The impact of cookie deprecation on media buying will be significant. Advertisers will no longer be able to track users across multiple websites, making it harder to create targeted ad campaigns. Google announced its move away from third-party cookies more than a year ago, but it’s made it crystal clear that 2024 will be the year the cookie starts to crumble.
In the interim, Apple required app providers to get explicit permission from consumers before tracking them through device identifiers as part of its app-tracking-transparency (ATT) framework. And with laws such as GDRP and CCPA—ensuring brands are more transparent around data collection—it’s apparent that privacy will be a big part of the advertising ecosystem.
You can couple this with the new cliff that will impact the enrollment “ecosystem” (i.e., the search cliff). Announced last year, the College Board will shift to a digital PSAT and SAT format, taking with it a loss of nearly 40% of names for licensing due to privacy laws. In their own words, enrollment leaders must act quickly to diversify their sourcing.
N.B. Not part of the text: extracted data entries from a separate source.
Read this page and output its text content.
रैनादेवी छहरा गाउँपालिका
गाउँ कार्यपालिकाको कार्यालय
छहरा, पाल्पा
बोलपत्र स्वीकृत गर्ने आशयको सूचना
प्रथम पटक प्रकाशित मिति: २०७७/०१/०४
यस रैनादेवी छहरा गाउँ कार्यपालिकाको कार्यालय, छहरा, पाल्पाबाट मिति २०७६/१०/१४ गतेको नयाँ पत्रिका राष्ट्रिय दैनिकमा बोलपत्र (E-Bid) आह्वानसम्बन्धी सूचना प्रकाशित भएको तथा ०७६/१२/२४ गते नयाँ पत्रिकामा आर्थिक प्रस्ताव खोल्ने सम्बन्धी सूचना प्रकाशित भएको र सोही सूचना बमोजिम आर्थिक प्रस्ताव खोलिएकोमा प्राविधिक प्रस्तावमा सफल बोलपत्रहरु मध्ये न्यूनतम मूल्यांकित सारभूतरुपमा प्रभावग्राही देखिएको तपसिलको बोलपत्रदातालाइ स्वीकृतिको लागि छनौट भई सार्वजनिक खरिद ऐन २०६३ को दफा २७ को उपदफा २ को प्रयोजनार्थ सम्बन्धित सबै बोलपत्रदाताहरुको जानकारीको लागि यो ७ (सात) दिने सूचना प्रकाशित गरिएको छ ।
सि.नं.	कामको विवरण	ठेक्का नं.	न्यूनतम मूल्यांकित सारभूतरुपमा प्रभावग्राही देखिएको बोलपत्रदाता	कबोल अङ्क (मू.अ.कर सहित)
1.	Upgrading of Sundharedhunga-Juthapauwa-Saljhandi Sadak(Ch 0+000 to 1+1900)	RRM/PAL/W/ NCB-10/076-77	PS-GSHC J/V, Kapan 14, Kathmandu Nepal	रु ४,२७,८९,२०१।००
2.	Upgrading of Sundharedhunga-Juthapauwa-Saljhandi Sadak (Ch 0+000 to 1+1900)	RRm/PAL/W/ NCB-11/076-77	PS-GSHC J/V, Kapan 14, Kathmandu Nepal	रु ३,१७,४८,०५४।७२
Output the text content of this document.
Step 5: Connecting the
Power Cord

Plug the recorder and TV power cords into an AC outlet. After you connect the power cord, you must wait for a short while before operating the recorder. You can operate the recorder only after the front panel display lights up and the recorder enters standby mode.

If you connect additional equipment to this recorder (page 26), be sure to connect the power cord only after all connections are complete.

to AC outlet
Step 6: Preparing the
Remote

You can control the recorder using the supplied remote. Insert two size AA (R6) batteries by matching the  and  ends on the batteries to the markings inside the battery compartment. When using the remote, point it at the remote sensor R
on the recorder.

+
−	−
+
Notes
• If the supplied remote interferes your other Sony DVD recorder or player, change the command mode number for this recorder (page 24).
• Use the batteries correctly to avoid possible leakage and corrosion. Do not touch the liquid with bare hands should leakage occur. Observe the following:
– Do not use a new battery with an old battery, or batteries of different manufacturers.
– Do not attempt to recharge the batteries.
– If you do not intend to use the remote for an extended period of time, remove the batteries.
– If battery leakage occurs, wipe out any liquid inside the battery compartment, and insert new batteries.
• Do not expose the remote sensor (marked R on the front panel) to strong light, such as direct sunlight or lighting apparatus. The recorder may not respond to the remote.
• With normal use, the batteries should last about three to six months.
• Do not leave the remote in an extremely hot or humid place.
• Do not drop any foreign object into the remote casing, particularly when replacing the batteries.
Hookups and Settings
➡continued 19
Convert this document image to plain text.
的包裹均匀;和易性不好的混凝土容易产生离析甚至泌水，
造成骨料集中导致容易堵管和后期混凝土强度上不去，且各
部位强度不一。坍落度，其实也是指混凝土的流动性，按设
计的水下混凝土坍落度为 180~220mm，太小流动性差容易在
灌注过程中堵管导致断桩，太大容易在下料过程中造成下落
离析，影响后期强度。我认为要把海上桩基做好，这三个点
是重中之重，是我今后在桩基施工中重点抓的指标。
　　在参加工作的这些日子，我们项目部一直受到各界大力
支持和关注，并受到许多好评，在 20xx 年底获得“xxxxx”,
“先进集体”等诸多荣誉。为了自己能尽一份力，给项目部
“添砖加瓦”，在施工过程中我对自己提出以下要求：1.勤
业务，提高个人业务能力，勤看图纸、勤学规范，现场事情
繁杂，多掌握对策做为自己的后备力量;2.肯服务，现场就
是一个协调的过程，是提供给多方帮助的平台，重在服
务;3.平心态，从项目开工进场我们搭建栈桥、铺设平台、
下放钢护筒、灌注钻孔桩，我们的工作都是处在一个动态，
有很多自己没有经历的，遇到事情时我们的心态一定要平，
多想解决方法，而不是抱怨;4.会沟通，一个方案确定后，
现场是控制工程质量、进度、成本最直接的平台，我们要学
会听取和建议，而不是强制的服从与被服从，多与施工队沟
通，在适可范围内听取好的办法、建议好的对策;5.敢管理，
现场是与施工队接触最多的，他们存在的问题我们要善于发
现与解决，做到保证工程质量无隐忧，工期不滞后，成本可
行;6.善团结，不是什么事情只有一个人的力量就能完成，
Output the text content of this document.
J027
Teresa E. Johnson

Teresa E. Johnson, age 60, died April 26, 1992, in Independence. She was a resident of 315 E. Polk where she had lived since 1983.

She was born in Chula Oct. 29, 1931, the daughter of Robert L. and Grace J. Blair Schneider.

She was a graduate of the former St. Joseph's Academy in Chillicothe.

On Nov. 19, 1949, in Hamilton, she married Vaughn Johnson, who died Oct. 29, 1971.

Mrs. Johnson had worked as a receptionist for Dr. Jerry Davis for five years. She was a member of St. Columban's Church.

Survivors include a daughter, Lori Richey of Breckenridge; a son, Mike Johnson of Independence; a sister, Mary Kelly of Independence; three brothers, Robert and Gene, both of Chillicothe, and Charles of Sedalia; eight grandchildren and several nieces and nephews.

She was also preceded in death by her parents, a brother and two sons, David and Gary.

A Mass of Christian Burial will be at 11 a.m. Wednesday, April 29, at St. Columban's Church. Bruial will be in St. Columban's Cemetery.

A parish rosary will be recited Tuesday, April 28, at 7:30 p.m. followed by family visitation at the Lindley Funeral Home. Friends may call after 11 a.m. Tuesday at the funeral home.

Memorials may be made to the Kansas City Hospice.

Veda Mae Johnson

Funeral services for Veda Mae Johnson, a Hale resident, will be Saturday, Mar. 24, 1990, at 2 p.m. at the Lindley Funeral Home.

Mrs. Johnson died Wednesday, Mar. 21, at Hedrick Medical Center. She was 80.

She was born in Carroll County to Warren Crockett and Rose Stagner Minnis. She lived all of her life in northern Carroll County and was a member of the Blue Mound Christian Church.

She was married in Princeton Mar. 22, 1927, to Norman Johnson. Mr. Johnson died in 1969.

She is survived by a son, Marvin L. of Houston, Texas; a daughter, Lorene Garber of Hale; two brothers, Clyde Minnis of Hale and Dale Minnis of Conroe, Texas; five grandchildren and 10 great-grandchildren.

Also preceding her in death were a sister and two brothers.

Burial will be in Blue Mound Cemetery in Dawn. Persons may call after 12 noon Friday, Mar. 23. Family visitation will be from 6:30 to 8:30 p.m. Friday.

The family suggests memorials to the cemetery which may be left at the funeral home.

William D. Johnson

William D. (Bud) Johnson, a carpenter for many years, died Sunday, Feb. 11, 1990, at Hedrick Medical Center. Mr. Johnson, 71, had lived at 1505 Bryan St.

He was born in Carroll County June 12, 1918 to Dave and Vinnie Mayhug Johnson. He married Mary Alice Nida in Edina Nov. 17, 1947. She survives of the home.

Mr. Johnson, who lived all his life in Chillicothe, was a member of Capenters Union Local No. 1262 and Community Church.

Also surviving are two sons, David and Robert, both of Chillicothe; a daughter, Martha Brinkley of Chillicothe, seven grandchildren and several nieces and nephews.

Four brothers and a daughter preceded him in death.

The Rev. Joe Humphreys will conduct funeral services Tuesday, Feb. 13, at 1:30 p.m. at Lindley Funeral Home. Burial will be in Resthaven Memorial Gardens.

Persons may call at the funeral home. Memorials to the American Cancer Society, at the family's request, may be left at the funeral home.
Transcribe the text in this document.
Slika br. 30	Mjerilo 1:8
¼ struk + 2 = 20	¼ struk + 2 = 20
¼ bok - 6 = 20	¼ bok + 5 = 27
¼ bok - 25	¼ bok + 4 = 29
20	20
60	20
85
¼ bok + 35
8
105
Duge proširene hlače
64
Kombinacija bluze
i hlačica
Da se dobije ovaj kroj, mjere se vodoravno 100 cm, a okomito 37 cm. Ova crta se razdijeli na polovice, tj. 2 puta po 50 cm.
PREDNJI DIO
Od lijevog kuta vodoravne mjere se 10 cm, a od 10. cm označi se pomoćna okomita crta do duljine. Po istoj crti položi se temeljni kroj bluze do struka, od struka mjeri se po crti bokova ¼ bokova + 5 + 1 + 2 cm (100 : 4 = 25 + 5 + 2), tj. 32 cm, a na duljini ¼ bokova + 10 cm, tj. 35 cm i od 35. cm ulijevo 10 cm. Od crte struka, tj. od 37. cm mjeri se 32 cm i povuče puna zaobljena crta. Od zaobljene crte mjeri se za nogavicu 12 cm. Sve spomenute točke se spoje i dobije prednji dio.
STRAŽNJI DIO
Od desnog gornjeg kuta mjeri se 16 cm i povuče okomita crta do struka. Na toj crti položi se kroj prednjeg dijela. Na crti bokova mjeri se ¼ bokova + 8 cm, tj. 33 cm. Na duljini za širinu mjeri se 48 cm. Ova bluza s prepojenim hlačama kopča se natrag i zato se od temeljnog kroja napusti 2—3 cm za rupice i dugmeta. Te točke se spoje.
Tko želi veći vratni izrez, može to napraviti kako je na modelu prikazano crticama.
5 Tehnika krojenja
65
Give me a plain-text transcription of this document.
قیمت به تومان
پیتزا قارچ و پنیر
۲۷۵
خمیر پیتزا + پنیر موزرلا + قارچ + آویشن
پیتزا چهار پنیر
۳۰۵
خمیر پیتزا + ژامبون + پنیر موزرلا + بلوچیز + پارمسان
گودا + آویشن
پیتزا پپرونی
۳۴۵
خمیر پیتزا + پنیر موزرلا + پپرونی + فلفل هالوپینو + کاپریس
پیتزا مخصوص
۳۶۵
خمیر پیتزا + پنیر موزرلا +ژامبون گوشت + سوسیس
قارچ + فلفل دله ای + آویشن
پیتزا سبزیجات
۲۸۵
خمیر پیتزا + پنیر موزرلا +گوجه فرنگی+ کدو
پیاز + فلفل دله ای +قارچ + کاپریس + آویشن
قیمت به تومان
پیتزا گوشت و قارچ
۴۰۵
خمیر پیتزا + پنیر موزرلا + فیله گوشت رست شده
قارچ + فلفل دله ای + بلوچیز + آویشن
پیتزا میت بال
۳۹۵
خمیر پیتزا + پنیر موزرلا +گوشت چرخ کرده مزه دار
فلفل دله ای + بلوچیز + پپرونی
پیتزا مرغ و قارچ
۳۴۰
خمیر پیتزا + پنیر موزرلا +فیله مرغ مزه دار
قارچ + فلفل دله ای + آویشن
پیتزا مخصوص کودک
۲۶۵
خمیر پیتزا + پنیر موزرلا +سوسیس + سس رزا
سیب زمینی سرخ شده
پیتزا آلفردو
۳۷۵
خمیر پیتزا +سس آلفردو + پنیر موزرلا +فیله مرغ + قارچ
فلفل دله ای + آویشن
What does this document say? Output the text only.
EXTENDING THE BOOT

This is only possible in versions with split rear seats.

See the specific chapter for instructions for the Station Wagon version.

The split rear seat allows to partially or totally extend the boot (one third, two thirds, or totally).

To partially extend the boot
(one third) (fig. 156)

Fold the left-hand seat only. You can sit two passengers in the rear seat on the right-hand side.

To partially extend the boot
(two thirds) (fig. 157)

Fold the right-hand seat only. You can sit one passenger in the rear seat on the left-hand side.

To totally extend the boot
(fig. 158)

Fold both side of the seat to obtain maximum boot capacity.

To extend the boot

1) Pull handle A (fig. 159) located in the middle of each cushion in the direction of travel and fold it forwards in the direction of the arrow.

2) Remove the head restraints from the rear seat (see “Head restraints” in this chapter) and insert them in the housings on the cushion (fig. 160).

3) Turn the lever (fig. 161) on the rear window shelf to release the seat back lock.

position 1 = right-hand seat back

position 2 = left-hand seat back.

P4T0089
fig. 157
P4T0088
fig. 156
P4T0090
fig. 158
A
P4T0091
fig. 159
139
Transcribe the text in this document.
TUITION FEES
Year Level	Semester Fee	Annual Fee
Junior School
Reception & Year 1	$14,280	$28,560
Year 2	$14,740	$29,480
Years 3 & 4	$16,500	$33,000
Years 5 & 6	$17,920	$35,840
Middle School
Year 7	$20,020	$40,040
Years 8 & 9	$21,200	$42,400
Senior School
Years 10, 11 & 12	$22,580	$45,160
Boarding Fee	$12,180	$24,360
This year will need to be the year higher education marketers begin to prepare for not only a cookie-less future but a future that will be a little more reliant on first-party data not secured by the old college-search methods. Familiarizing yourself with the evolution of contextual targeting opportunities, securing and using first-party data in new ways and exploring data clean rooms are three ways to start that preparation.